Wreszcie udało mi się zabrać e-bike'a na kilka dni w góry przy okazji zawodów Enduro Trails w BB. Dotarłem pod Kozią Górę we czwartek ok 15. Ostatnim razem jak byłem tam, udało mi się zrobić 3 wyjazdy na górę - 2x twister i 1x dh+. Jak było teraz? Proszę bardzo, oto rozpiska:
Czwartek, dzień przyjazdu:
6x Kozia (3xdh+ 3x OS#1 z zawodów 2105), czas 3h
W sumie mniej więcej 1800 metrów przewyższenia, zakładając że jeden wyjazd to 300 metrów w pionie - nie wiem na 100%, bo nie mierzyłem.

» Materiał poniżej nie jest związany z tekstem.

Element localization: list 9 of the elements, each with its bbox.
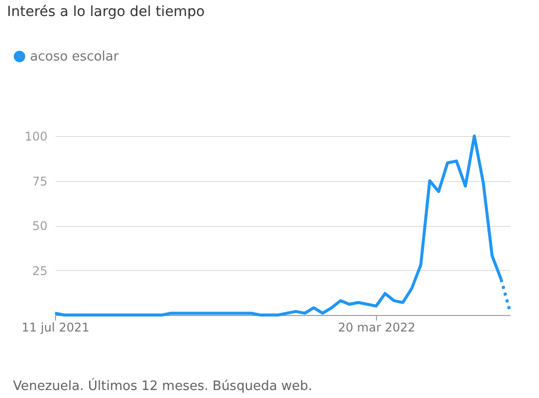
y-tick-label: 50 xyxy=(32,219,48,233)
y-tick-label: 100 xyxy=(24,130,48,144)
x-tick-label: 20 mar 2022 xyxy=(338,320,416,334)
legend-label: acoso escolar xyxy=(30,50,120,64)
y-tick-label: 75 xyxy=(32,174,48,188)
chart-title: Interés a lo largo del tiempo xyxy=(7,4,205,20)
y-tick-label: 25 xyxy=(32,264,48,278)
text: Venezuela. Últimos 12 meses. Búsqueda web. xyxy=(13,377,312,394)
x-tick-label: 11 jul 2021 xyxy=(22,320,90,334)
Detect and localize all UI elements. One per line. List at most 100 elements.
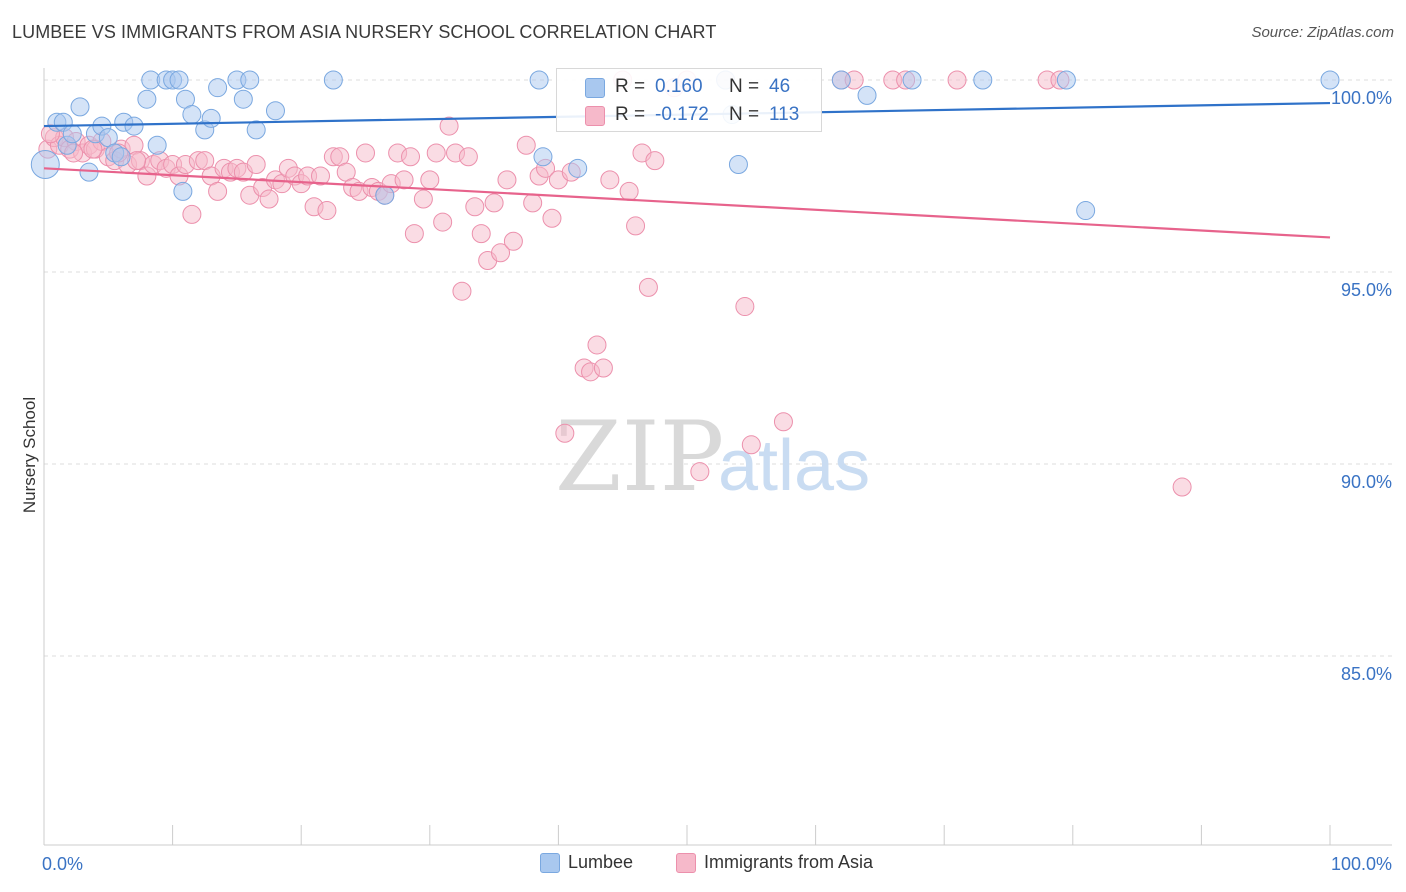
lumbee-point (831, 70, 851, 90)
lumbee-point (902, 70, 922, 90)
asia-point (356, 143, 375, 163)
asia-point (182, 204, 202, 224)
y-tick-label: 90.0% (1341, 472, 1392, 492)
lumbee-point (208, 78, 228, 98)
asia-point (542, 208, 562, 228)
asia-point (471, 224, 491, 244)
asia-point (523, 193, 543, 213)
lumbee-point (728, 154, 748, 174)
asia-point (420, 170, 440, 190)
source-label: Source: ZipAtlas.com (1251, 24, 1394, 41)
asia-point (600, 170, 620, 190)
legend-stats: R = 0.160 N = 46 R = -0.172 N = 113 (556, 68, 822, 132)
y-tick-label: 100.0% (1331, 88, 1392, 108)
watermark-zip: ZIP (555, 401, 724, 513)
asia-point (394, 170, 414, 190)
lumbee-point (246, 120, 266, 140)
legend-row-lumbee: R = 0.160 N = 46 (557, 73, 821, 101)
asia-point (426, 143, 446, 163)
asia-trendline (43, 167, 1331, 239)
legend-swatch-blue (585, 78, 605, 98)
asia-point (465, 197, 485, 217)
asia-point (439, 116, 459, 136)
asia-point (491, 243, 511, 263)
asia-point (452, 281, 472, 301)
watermark: ZIP atlas (555, 401, 870, 513)
asia-point (619, 181, 639, 201)
legend-label: Lumbee (568, 852, 634, 872)
axis-layer: 100.0% 95.0% 90.0% 85.0% 0.0% 100.0% (42, 68, 1392, 874)
asia-point (404, 224, 424, 244)
legend-r-value: -0.172 (655, 104, 709, 125)
lumbee-point (201, 108, 221, 128)
lumbee-point (529, 70, 549, 90)
lumbee-point (147, 135, 167, 155)
legend-n-label: N = (729, 104, 760, 125)
asia-point (593, 358, 613, 378)
legend-row-asia: R = -0.172 N = 113 (557, 101, 821, 129)
lumbee-point (1320, 70, 1340, 90)
asia-point (433, 212, 453, 232)
y-tick-label: 85.0% (1341, 664, 1392, 684)
chart-title: LUMBEE VS IMMIGRANTS FROM ASIA NURSERY S… (12, 22, 717, 42)
legend-r-label: R = (615, 104, 646, 125)
lumbee-point (111, 147, 131, 167)
x-tick-label-left: 0.0% (42, 854, 83, 874)
lumbee-point (323, 70, 343, 90)
legend-swatch-pink (585, 106, 605, 126)
asia-point (587, 335, 607, 355)
asia-point (246, 154, 266, 174)
asia-point (645, 151, 665, 171)
asia-point (401, 147, 421, 167)
asia-point (773, 412, 793, 432)
lumbee-point (30, 149, 60, 179)
asia-point (638, 277, 658, 297)
legend-r-label: R = (615, 76, 646, 97)
legend-n-label: N = (729, 76, 760, 97)
lumbee-point (70, 97, 90, 117)
asia-point (317, 201, 337, 221)
asia-point (1172, 477, 1192, 497)
legend-n-value: 113 (769, 104, 800, 125)
asia-point (516, 135, 536, 155)
lumbee-point (137, 89, 157, 109)
lumbee-point (1056, 70, 1076, 90)
lumbee-point (173, 181, 193, 201)
lumbee-point (533, 147, 553, 167)
legend-n-value: 46 (769, 76, 791, 97)
lumbee-point (857, 85, 877, 105)
legend-swatch-pink (676, 853, 696, 873)
asia-point (503, 231, 523, 251)
lumbee-point (62, 124, 82, 144)
asia-point (690, 462, 710, 482)
asia-point (413, 189, 433, 209)
asia-point (626, 216, 646, 236)
asia-point (741, 435, 761, 455)
asia-point (735, 297, 755, 317)
legend-swatch-blue (540, 853, 560, 873)
x-tick-label-right: 100.0% (1331, 854, 1392, 874)
watermark-atlas: atlas (718, 426, 870, 506)
lumbee-point (375, 185, 395, 205)
asia-point (484, 193, 504, 213)
lumbee-point (265, 101, 285, 121)
asia-point (259, 189, 279, 209)
lumbee-point (124, 116, 144, 136)
lumbee-point (240, 70, 260, 90)
asia-point (310, 166, 330, 186)
lumbee-point (233, 89, 253, 109)
asia-point (947, 70, 967, 90)
asia-point (497, 170, 517, 190)
legend-r-value: 0.160 (655, 76, 703, 97)
legend-series: Lumbee Immigrants from Asia (0, 852, 1406, 878)
lumbee-point (182, 105, 202, 125)
legend-label: Immigrants from Asia (704, 852, 874, 872)
lumbee-point (973, 70, 993, 90)
asia-point (555, 423, 575, 443)
asia-point (458, 147, 478, 167)
asia-point (208, 181, 228, 201)
lumbee-point (1076, 201, 1096, 221)
lumbee-point (169, 70, 189, 90)
lumbee-point (568, 158, 588, 178)
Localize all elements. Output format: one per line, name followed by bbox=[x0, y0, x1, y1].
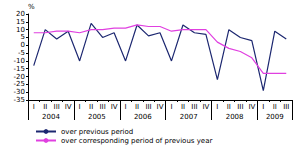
svg-text:II: II bbox=[227, 103, 231, 111]
svg-text:%: % bbox=[28, 3, 35, 11]
svg-text:II: II bbox=[43, 103, 47, 111]
svg-text:II: II bbox=[89, 103, 93, 111]
svg-text:I: I bbox=[33, 103, 35, 111]
svg-text:II: II bbox=[181, 103, 185, 111]
svg-text:-35: -35 bbox=[14, 96, 25, 104]
svg-text:I: I bbox=[125, 103, 127, 111]
svg-text:-25: -25 bbox=[14, 80, 25, 88]
svg-text:III: III bbox=[145, 103, 151, 111]
svg-text:II: II bbox=[135, 103, 139, 111]
svg-text:I: I bbox=[170, 103, 172, 111]
svg-text:-10: -10 bbox=[14, 57, 25, 65]
svg-text:20: 20 bbox=[16, 10, 25, 18]
svg-text:I: I bbox=[262, 103, 264, 111]
svg-text:III: III bbox=[237, 103, 243, 111]
svg-text:III: III bbox=[54, 103, 60, 111]
svg-text:IV: IV bbox=[157, 103, 164, 111]
svg-text:0: 0 bbox=[21, 41, 25, 49]
svg-text:IV: IV bbox=[202, 103, 209, 111]
svg-text:over previous period: over previous period bbox=[61, 128, 133, 136]
svg-text:I: I bbox=[216, 103, 218, 111]
svg-text:-5: -5 bbox=[18, 49, 25, 57]
svg-text:-30: -30 bbox=[14, 88, 25, 96]
svg-text:-15: -15 bbox=[14, 65, 25, 73]
svg-text:2008: 2008 bbox=[226, 113, 244, 121]
svg-text:IV: IV bbox=[248, 103, 255, 111]
svg-text:15: 15 bbox=[16, 18, 25, 26]
svg-text:10: 10 bbox=[16, 26, 25, 34]
svg-text:III: III bbox=[100, 103, 106, 111]
svg-text:2009: 2009 bbox=[266, 113, 284, 121]
svg-text:III: III bbox=[191, 103, 197, 111]
svg-text:2004: 2004 bbox=[42, 113, 60, 121]
svg-text:2007: 2007 bbox=[180, 113, 198, 121]
svg-text:2005: 2005 bbox=[88, 113, 106, 121]
svg-text:I: I bbox=[79, 103, 81, 111]
svg-text:-20: -20 bbox=[14, 73, 25, 81]
svg-text:III: III bbox=[283, 103, 289, 111]
svg-text:IV: IV bbox=[111, 103, 118, 111]
svg-text:II: II bbox=[273, 103, 277, 111]
svg-text:over corresponding period of p: over corresponding period of previous ye… bbox=[61, 137, 212, 145]
svg-text:5: 5 bbox=[21, 33, 25, 41]
svg-text:2006: 2006 bbox=[134, 113, 152, 121]
svg-text:IV: IV bbox=[65, 103, 72, 111]
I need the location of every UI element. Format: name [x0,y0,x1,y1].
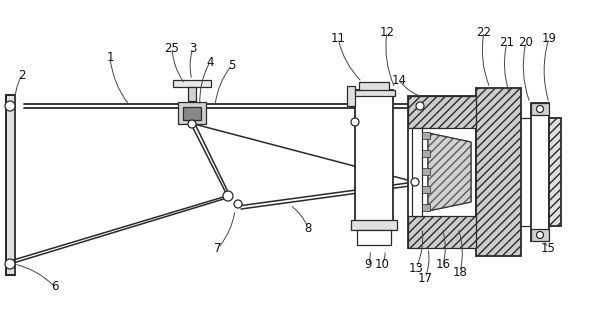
Text: 6: 6 [51,280,59,293]
Text: 8: 8 [304,222,312,234]
Circle shape [234,200,242,208]
Text: 15: 15 [541,242,556,254]
Bar [549,118,561,226]
Text: 13: 13 [408,261,423,274]
Circle shape [5,101,15,111]
Bar [531,229,549,241]
Text: 20: 20 [518,35,533,49]
Text: 19: 19 [542,32,557,44]
Bar [422,168,430,175]
Polygon shape [428,133,471,211]
Circle shape [416,102,424,110]
Circle shape [536,232,544,239]
Circle shape [223,191,233,201]
Bar [408,96,476,128]
Text: 11: 11 [331,32,346,44]
Bar [355,90,393,228]
Bar [422,204,430,211]
Bar [531,103,549,115]
Bar [422,132,430,139]
Bar [173,80,211,87]
Circle shape [188,120,196,128]
Bar [422,186,430,193]
Bar [422,150,430,157]
Bar [408,96,476,248]
Text: 2: 2 [19,69,26,81]
Bar [351,220,397,230]
Text: 3: 3 [190,42,197,54]
Text: 1: 1 [106,51,114,63]
Bar [347,86,355,106]
Bar [178,102,206,124]
Text: 17: 17 [417,271,432,285]
Bar [353,90,395,96]
Text: 22: 22 [477,25,492,39]
Text: 7: 7 [214,242,222,254]
Bar [408,216,476,248]
Polygon shape [428,133,471,211]
Text: 5: 5 [228,59,236,71]
Circle shape [411,178,419,186]
Text: 14: 14 [392,73,407,87]
Text: 21: 21 [499,35,514,49]
Bar [6,95,15,275]
Bar [412,128,422,216]
Bar [188,87,196,101]
Circle shape [351,118,359,126]
Text: 18: 18 [453,266,468,279]
Bar [359,82,389,92]
Text: 25: 25 [164,42,179,54]
Text: 4: 4 [206,55,213,69]
Bar [357,230,391,245]
Bar [531,103,549,241]
Circle shape [536,106,544,112]
Text: 10: 10 [374,259,389,271]
Bar [476,88,521,256]
Text: 9: 9 [364,259,372,271]
Bar [183,107,201,120]
Text: 16: 16 [435,259,450,271]
Text: 12: 12 [380,25,395,39]
Circle shape [5,259,15,269]
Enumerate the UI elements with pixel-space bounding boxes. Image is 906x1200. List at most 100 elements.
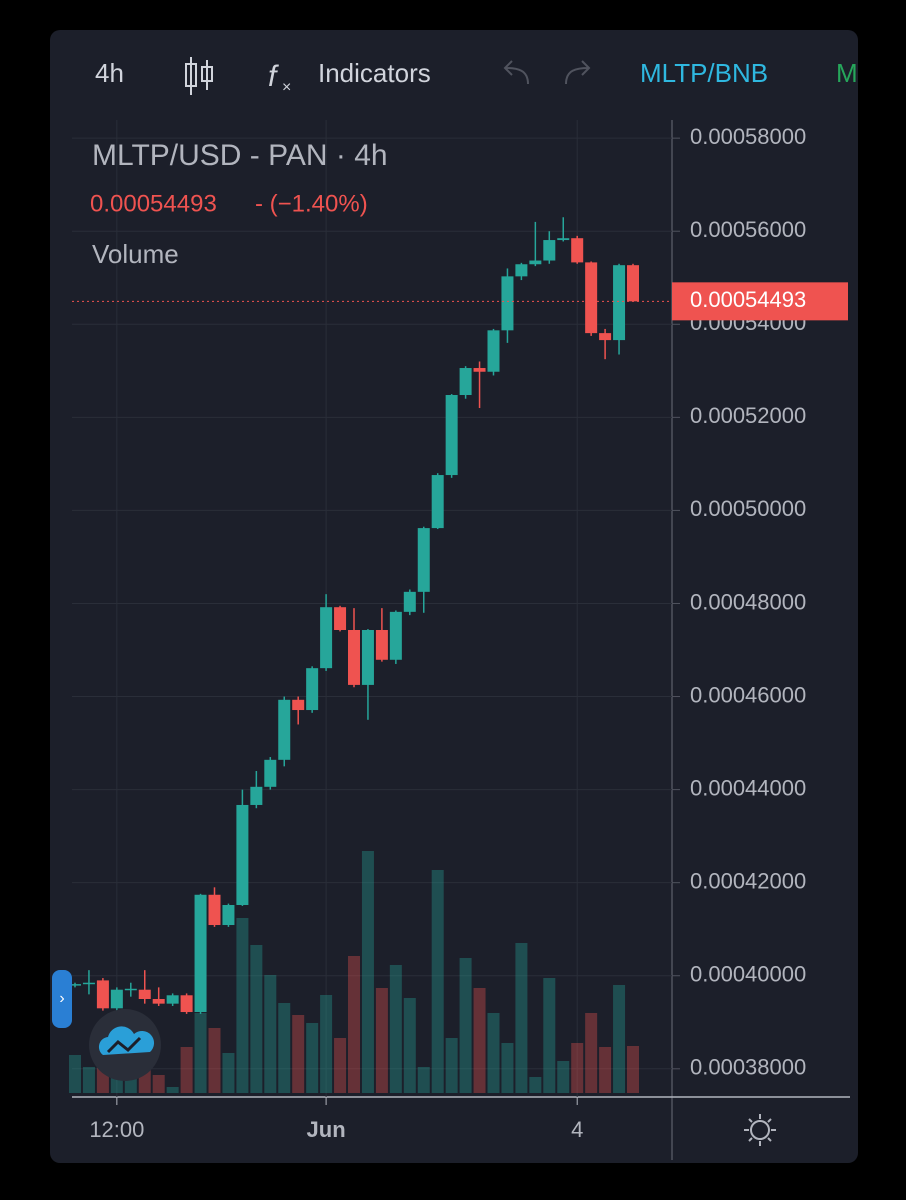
volume-bar xyxy=(571,1043,584,1093)
volume-bar xyxy=(361,851,374,1093)
symbol-tab[interactable]: MLTP/BNB xyxy=(640,58,768,88)
legend-title: MLTP/USD - PAN · 4h xyxy=(92,139,388,172)
volume-bar xyxy=(375,988,388,1093)
volume-bar xyxy=(82,1067,95,1093)
volume-bar xyxy=(403,998,416,1093)
volume-bar xyxy=(250,945,263,1093)
chart-type-button[interactable] xyxy=(185,57,213,95)
fx-icon-sub[interactable]: × xyxy=(282,79,291,96)
candle-body xyxy=(585,262,598,334)
indicators-button[interactable]: Indicators xyxy=(318,58,431,88)
volume-bar xyxy=(613,985,626,1093)
volume-bar xyxy=(487,1013,500,1093)
volume-bar xyxy=(166,1087,179,1093)
candle-body xyxy=(501,276,514,331)
volume-bar xyxy=(557,1061,570,1093)
candle-body xyxy=(487,330,500,372)
grid xyxy=(72,120,680,1105)
candles xyxy=(69,217,639,1014)
candle-body xyxy=(348,629,360,685)
y-tick-label: 0.00044000 xyxy=(690,775,806,800)
volume-bar xyxy=(459,958,472,1093)
candle-body xyxy=(334,607,347,630)
y-tick-label: 0.00048000 xyxy=(690,589,806,614)
candle-body xyxy=(571,238,584,263)
volume-bar xyxy=(194,1013,207,1093)
volume-bar xyxy=(306,1023,319,1093)
candle-body xyxy=(361,629,374,685)
candle-body xyxy=(208,894,221,926)
y-tick-label: 0.00052000 xyxy=(690,403,806,428)
candle-body xyxy=(138,989,151,1000)
candle-body xyxy=(389,611,402,660)
candle-body xyxy=(557,238,570,241)
volume-bar xyxy=(627,1046,639,1093)
candle-body xyxy=(166,995,179,1004)
candle-body xyxy=(417,528,430,592)
volume-bar xyxy=(236,918,249,1093)
legend-price: 0.00054493 xyxy=(90,190,217,217)
sidebar-toggle[interactable] xyxy=(52,970,72,1028)
y-tick-label: 0.00046000 xyxy=(690,682,806,707)
volume-pane xyxy=(69,851,639,1093)
candle-body xyxy=(543,240,556,261)
candle-body xyxy=(180,995,193,1013)
volume-bar xyxy=(180,1047,193,1093)
legend-change: - (−1.40%) xyxy=(255,190,368,217)
volume-bar xyxy=(599,1047,612,1093)
candle-body xyxy=(306,668,319,711)
candle-body xyxy=(445,395,458,476)
candle-body xyxy=(152,999,165,1004)
candle-body xyxy=(236,804,249,906)
volume-bar xyxy=(208,1028,221,1093)
volume-bar xyxy=(278,1003,291,1093)
volume-bar xyxy=(334,1038,347,1093)
candle-body xyxy=(292,699,305,711)
volume-bar xyxy=(348,956,360,1093)
candle-body xyxy=(82,982,95,985)
candle-body xyxy=(96,980,109,1009)
y-tick-label: 0.00056000 xyxy=(690,217,806,242)
candle-body xyxy=(627,265,639,302)
volume-bar xyxy=(264,975,277,1093)
sidebar-toggle-icon[interactable]: › xyxy=(59,990,64,1007)
candle-body xyxy=(459,368,472,396)
y-tick-label: 0.00050000 xyxy=(690,496,806,521)
y-tick-label: 0.00038000 xyxy=(690,1055,806,1080)
candle-body xyxy=(250,786,263,805)
volume-bar xyxy=(529,1077,542,1093)
volume-bar xyxy=(292,1015,305,1093)
candle-body xyxy=(403,591,416,612)
logo-line xyxy=(106,1036,142,1054)
y-tick-label: 0.00058000 xyxy=(690,124,806,149)
candle-body xyxy=(613,265,626,341)
candle-body xyxy=(320,607,333,669)
candle-body xyxy=(375,629,388,660)
symbol-tab[interactable]: M xyxy=(836,58,858,88)
x-tick-label: 4 xyxy=(571,1117,583,1142)
volume-bar xyxy=(501,1043,514,1093)
candle-body xyxy=(222,905,235,926)
interval-button[interactable]: 4h xyxy=(95,58,124,88)
volume-bar xyxy=(445,1038,458,1093)
candle-body xyxy=(599,333,612,341)
volume-legend: Volume xyxy=(92,239,179,269)
undo-button[interactable] xyxy=(503,60,529,85)
redo-button[interactable] xyxy=(565,60,591,85)
last-price-tag xyxy=(672,282,848,321)
y-tick-label: 0.00042000 xyxy=(690,868,806,893)
volume-bar xyxy=(515,943,528,1093)
settings-button[interactable] xyxy=(744,1114,776,1146)
volume-bar xyxy=(222,1053,235,1093)
fx-icon[interactable]: f xyxy=(268,60,279,93)
panel xyxy=(50,30,858,1163)
candle-body xyxy=(264,759,277,787)
volume-bar xyxy=(152,1075,165,1093)
candle-body xyxy=(278,699,291,760)
volume-bar xyxy=(431,870,444,1093)
candle-body xyxy=(515,264,528,277)
volume-bar xyxy=(543,978,556,1093)
volume-bar xyxy=(585,1013,598,1093)
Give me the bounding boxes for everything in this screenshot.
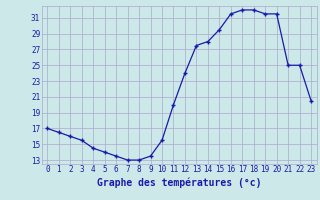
X-axis label: Graphe des températures (°c): Graphe des températures (°c) <box>97 177 261 188</box>
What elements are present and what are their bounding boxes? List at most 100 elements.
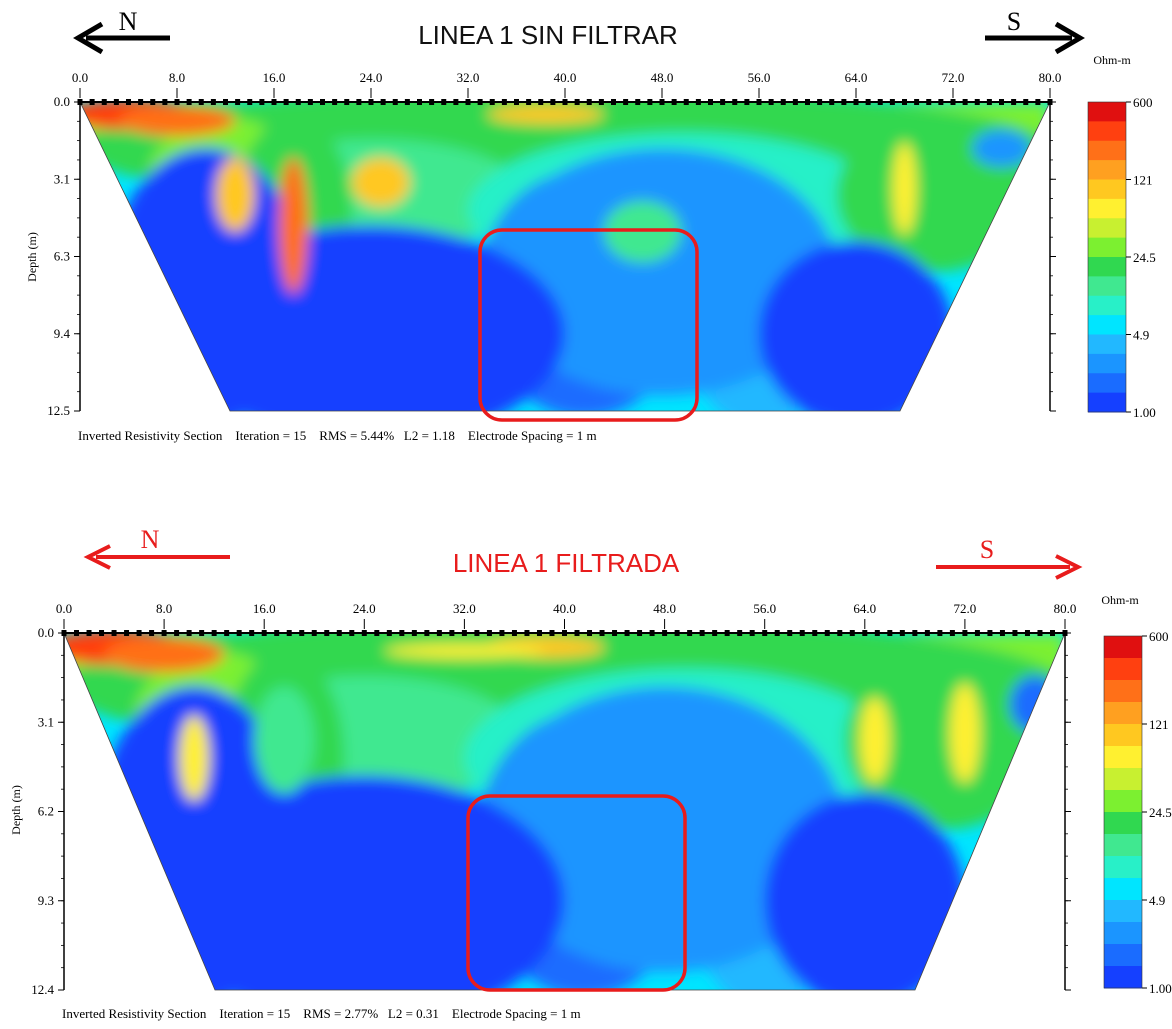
panel-filtered: LINEA 1 FILTRADA N S 0.0 8.0 16.0 24.0 32.0 4… bbox=[9, 525, 1172, 1021]
x-tick-label: 40.0 bbox=[554, 70, 577, 85]
electrode-marker bbox=[549, 630, 555, 636]
electrode-marker bbox=[999, 99, 1004, 105]
x-tick-label: 32.0 bbox=[457, 70, 480, 85]
electrode-marker bbox=[489, 99, 495, 105]
electrode-marker bbox=[624, 630, 630, 636]
y-tick-label: 3.1 bbox=[38, 714, 54, 729]
electrode-marker bbox=[974, 99, 980, 105]
y-tick-label: 6.2 bbox=[38, 804, 54, 819]
electrode-marker bbox=[724, 630, 730, 636]
electrode-marker bbox=[223, 99, 228, 105]
resistivity-zone bbox=[484, 686, 845, 973]
electrode-marker bbox=[787, 630, 793, 636]
colorbar-swatch bbox=[1088, 140, 1126, 161]
electrode-marker bbox=[449, 630, 455, 636]
y-tick-label: 9.3 bbox=[38, 893, 54, 908]
electrode-marker bbox=[386, 630, 392, 636]
electrode-marker bbox=[349, 630, 355, 636]
electrode-marker bbox=[149, 630, 155, 636]
electrode-marker bbox=[501, 99, 507, 105]
south-label: S bbox=[980, 535, 994, 564]
x-tick-label: 64.0 bbox=[853, 601, 876, 616]
x-tick-label: 24.0 bbox=[360, 70, 383, 85]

Zmierzyłem za to czas jednej rundy, czyli do góry podjazdem i w dół trasą dh+ - 18minut! Nie mam pytań! 🙂
Piątek - objazd trasy wyścigu
4x Szyndzielnia od samej góry, czas ok 4h
2x OS#1 z zawodów na Koziej, czas 1h
W sumie około 2500 metrów przewyższenia (z ładowaniem w środku dnia)
Sobota - zawody:
Zawody na normalnym rowerze. Mimo, że był to już trzeci dzień jazdy byłem, o dziwo, w całkiem w dobrej kondycji. W dużej mierze była to zasługa łatwego dojazdu na OS'y w poprzednie dni i z pewnością przełożylo się to na niezły wynik.
2x Kozia, 2x Szyndzielnia - ok 1500 metrów przewyższenia, czas ok 6h
Niedziela, dzień wyjazdu:
Szybka runda z rana przed wyjazdem do domu:
3x Magurka (Kryśka, Boxer 3 i Boxer 1)
Około 1200m przewyższenia - czas niecałe 1,5h
Podsumowując, jeszcze nigdy w życiu nie pojeździłem tyle na rowerze w ciągu 4dni. Nie mówiąc o tym, że po zawodach nawet do głowy nie przyszło by mi wsiadać na rower. Fakt, po tych kilku dniach byłem dość mocno zmęczony, ale w drodze powrotnej jeszcze udało się zahaczyć o zawody pumptrackowe u Baldy Pink'a i zrobić parę przejazdów! E-bike rządzi!